The outgoing president of the European Commission fired a direct salvo at the Bank of Spain in a speech a few days ago, blaming Spain’s central bank for the economic crisis and the collapse of the property market.
José Manuel Durão Barroso charged the bank with “major errors in supervision” during a seminar at Menéndez Pelayo University in Santander.
Barroso used the speech to deflect blame from the EU, mocking the information that was flowing from Spain before the crisis. Whenever the Commission asked about Spain’s market, they were told “the Bank of Spain was the best central bank in the world,” he said, according to translations in the English press.
“Each time we asked how the banks were in Spain, how were the savings banks in face of the rumours in the market, the response was: ‘Everything is perfect’,” Barroso told the forum.
Barroso’s accusation is hardly shocking. And scholars can spend many hours debating the pros and cons of the EU’s handling the run-up to the crisis. Bbut the straight-forward nature of Barroso’s attack on Spain’s top financial institution is still worthy of note. It is rare to hear a top-level politician use such direct language to criticize a powerful entity, even if he was simply trying to defend the EU’s performance.

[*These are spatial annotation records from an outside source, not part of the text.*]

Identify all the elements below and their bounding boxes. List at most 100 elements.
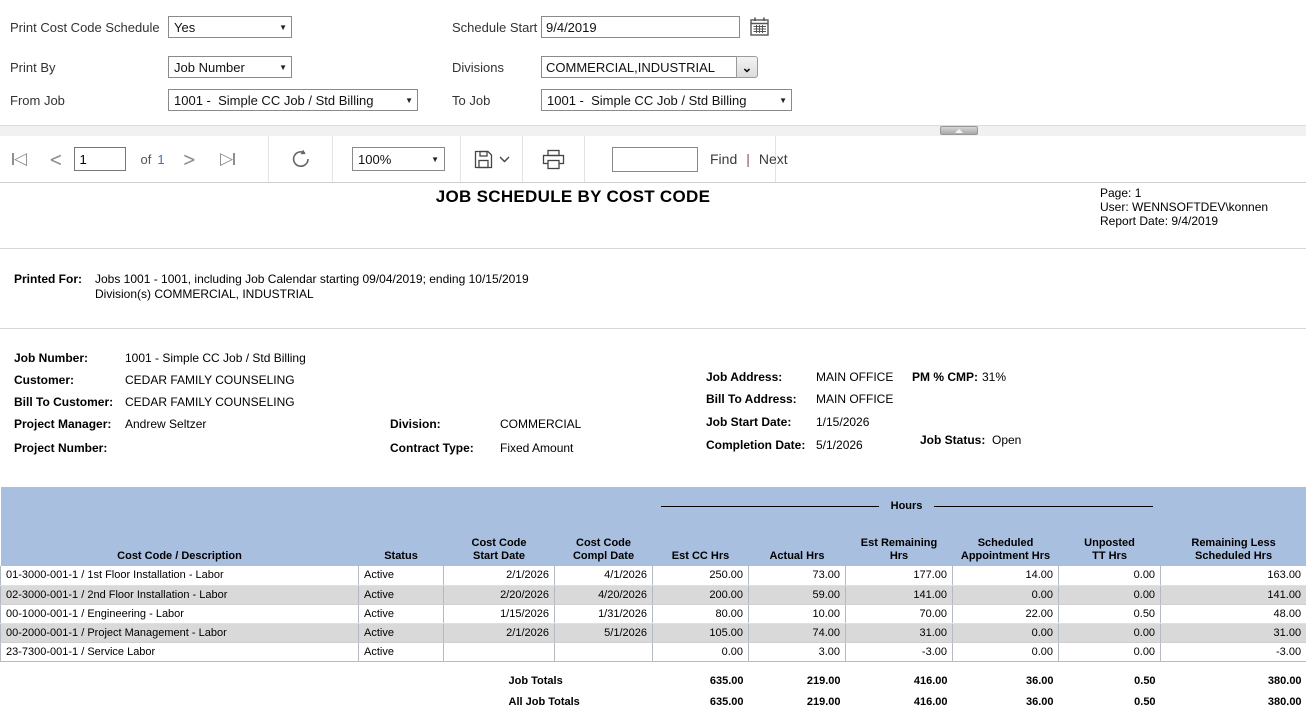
select-arrow-icon: ▼ [779, 96, 787, 105]
zoom-group: 100% ▼ [333, 136, 461, 182]
table-cell: 31.00 [1161, 623, 1306, 642]
print-icon [542, 149, 565, 170]
table-cell [444, 642, 555, 661]
total-pages: 1 [157, 152, 164, 167]
table-cell: 23-7300-001-1 / Service Labor [1, 642, 359, 661]
totals-value: 0.50 [1059, 691, 1161, 713]
table-cell: 1/15/2026 [444, 604, 555, 623]
prev-page-icon: < [49, 148, 62, 171]
table-cell: Active [359, 566, 444, 585]
totals-value: 36.00 [953, 691, 1059, 713]
table-row: 01-3000-001-1 / 1st Floor Installation -… [1, 566, 1306, 585]
totals-label: All Job Totals [444, 691, 653, 713]
table-cell: 22.00 [953, 604, 1059, 623]
find-next-separator: | [746, 151, 750, 167]
table-cell: 4/20/2026 [555, 585, 653, 604]
totals-value: 380.00 [1161, 691, 1306, 713]
customer-value: CEDAR FAMILY COUNSELING [125, 373, 295, 387]
print-by-label: Print By [10, 60, 56, 75]
hours-line-left [661, 506, 879, 507]
print-by-select[interactable]: Job Number ▼ [168, 56, 292, 78]
table-cell: 4/1/2026 [555, 566, 653, 585]
column-header: Scheduled Appointment Hrs [953, 526, 1059, 566]
totals-value: 36.00 [953, 661, 1059, 691]
bill-to-address-label: Bill To Address: [706, 392, 797, 406]
divisions-input[interactable] [541, 56, 737, 78]
export-button[interactable] [474, 150, 510, 169]
job-status-label: Job Status: [920, 433, 985, 447]
table-cell: 00-2000-001-1 / Project Management - Lab… [1, 623, 359, 642]
table-cell: 163.00 [1161, 566, 1306, 585]
totals-spacer [1, 661, 444, 691]
collapse-parameters-button[interactable] [940, 126, 978, 135]
last-page-button[interactable]: ▷ [220, 149, 235, 169]
completion-date-value: 5/1/2026 [816, 438, 863, 452]
project-manager-value: Andrew Seltzer [125, 417, 206, 431]
find-link[interactable]: Find [710, 151, 737, 167]
table-row: 23-7300-001-1 / Service LaborActive0.003… [1, 642, 1306, 661]
select-arrow-icon: ▼ [405, 96, 413, 105]
find-input[interactable] [612, 147, 698, 172]
table-cell: 01-3000-001-1 / 1st Floor Installation -… [1, 566, 359, 585]
division-label: Division: [390, 417, 441, 431]
pm-pct-cmp-label: PM % CMP: [912, 370, 978, 384]
to-job-label: To Job [452, 93, 490, 108]
table-cell: 80.00 [653, 604, 749, 623]
meta-report-date: Report Date: 9/4/2019 [1100, 214, 1268, 228]
column-header: Remaining Less Scheduled Hrs [1161, 526, 1306, 566]
first-page-button[interactable]: ◁ [12, 149, 27, 169]
customer-label: Customer: [14, 373, 74, 387]
zoom-select[interactable]: 100% ▼ [352, 147, 445, 171]
table-cell: 1/31/2026 [555, 604, 653, 623]
column-header: Status [359, 526, 444, 566]
page-number-input[interactable] [74, 147, 126, 171]
job-number-label: Job Number: [14, 351, 88, 365]
to-job-select[interactable]: 1001 - Simple CC Job / Std Billing ▼ [541, 89, 792, 111]
table-cell: Active [359, 604, 444, 623]
table-cell: 48.00 [1161, 604, 1306, 623]
schedule-start-label: Schedule Start [452, 20, 537, 35]
print-group [523, 136, 585, 182]
hours-group-row: Hours [1, 487, 1306, 526]
report-toolbar: ◁ < of 1 > ▷ 100% ▼ [0, 136, 1306, 183]
meta-page: Page: 1 [1100, 186, 1268, 200]
cost-code-table: Hours Cost Code / DescriptionStatusCost … [0, 487, 1306, 713]
pm-pct-cmp-value: 31% [982, 370, 1006, 384]
totals-value: 635.00 [653, 661, 749, 691]
next-page-button[interactable]: > [183, 150, 196, 169]
divisions-dropdown-button[interactable]: ⌄ [736, 56, 758, 78]
table-cell: 0.00 [1059, 642, 1161, 661]
report-meta: Page: 1 User: WENNSOFTDEV\konnen Report … [1100, 186, 1268, 228]
table-cell: -3.00 [846, 642, 953, 661]
previous-page-button[interactable]: < [49, 150, 62, 169]
divider-line [0, 328, 1306, 329]
table-cell: Active [359, 585, 444, 604]
print-cost-code-schedule-select[interactable]: Yes ▼ [168, 16, 292, 38]
refresh-button[interactable] [289, 147, 313, 171]
column-header: Cost Code / Description [1, 526, 359, 566]
table-cell: 14.00 [953, 566, 1059, 585]
report-title: JOB SCHEDULE BY COST CODE [0, 187, 1146, 207]
project-manager-label: Project Manager: [14, 417, 111, 431]
schedule-start-input[interactable] [541, 16, 740, 38]
table-cell: 00-1000-001-1 / Engineering - Labor [1, 604, 359, 623]
print-button[interactable] [542, 149, 565, 170]
table-cell: -3.00 [1161, 642, 1306, 661]
job-status-value: Open [992, 433, 1021, 447]
table-cell: 0.00 [953, 642, 1059, 661]
column-header: Est Remaining Hrs [846, 526, 953, 566]
table-cell: 105.00 [653, 623, 749, 642]
save-chevron-icon [499, 156, 510, 163]
totals-value: 0.50 [1059, 661, 1161, 691]
totals-spacer [1, 691, 444, 713]
totals-value: 380.00 [1161, 661, 1306, 691]
table-cell: 200.00 [653, 585, 749, 604]
table-cell: 2/20/2026 [444, 585, 555, 604]
table-cell: 0.00 [953, 585, 1059, 604]
hours-line-right [934, 506, 1152, 507]
from-job-select[interactable]: 1001 - Simple CC Job / Std Billing ▼ [168, 89, 418, 111]
totals-row: All Job Totals635.00219.00416.0036.000.5… [1, 691, 1306, 713]
division-value: COMMERCIAL [500, 417, 581, 431]
table-cell: 02-3000-001-1 / 2nd Floor Installation -… [1, 585, 359, 604]
schedule-start-calendar-button[interactable] [750, 17, 769, 36]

The Bank of Spain “allowed the growth of private debt, the problems in the housing market, and that entire bubble. And was that the responsibility of the European Central Bank, the International Monetary Fund or [German Chancellor Angela] Merkel?” Barroso said. “Those were very important supervision errors. And we need to take that on board.”
Of course, the EU might have a right to complain, since it poured €41 billion into Spain’s banking system in 2012 to prop up the market. In the long run, the crisis will result in a stronger EU, he said.
“The crisis had as a consequence an unprecedented strengthening of the community’s powers,” Barroso said. “We have gone towards more, not less, integration.”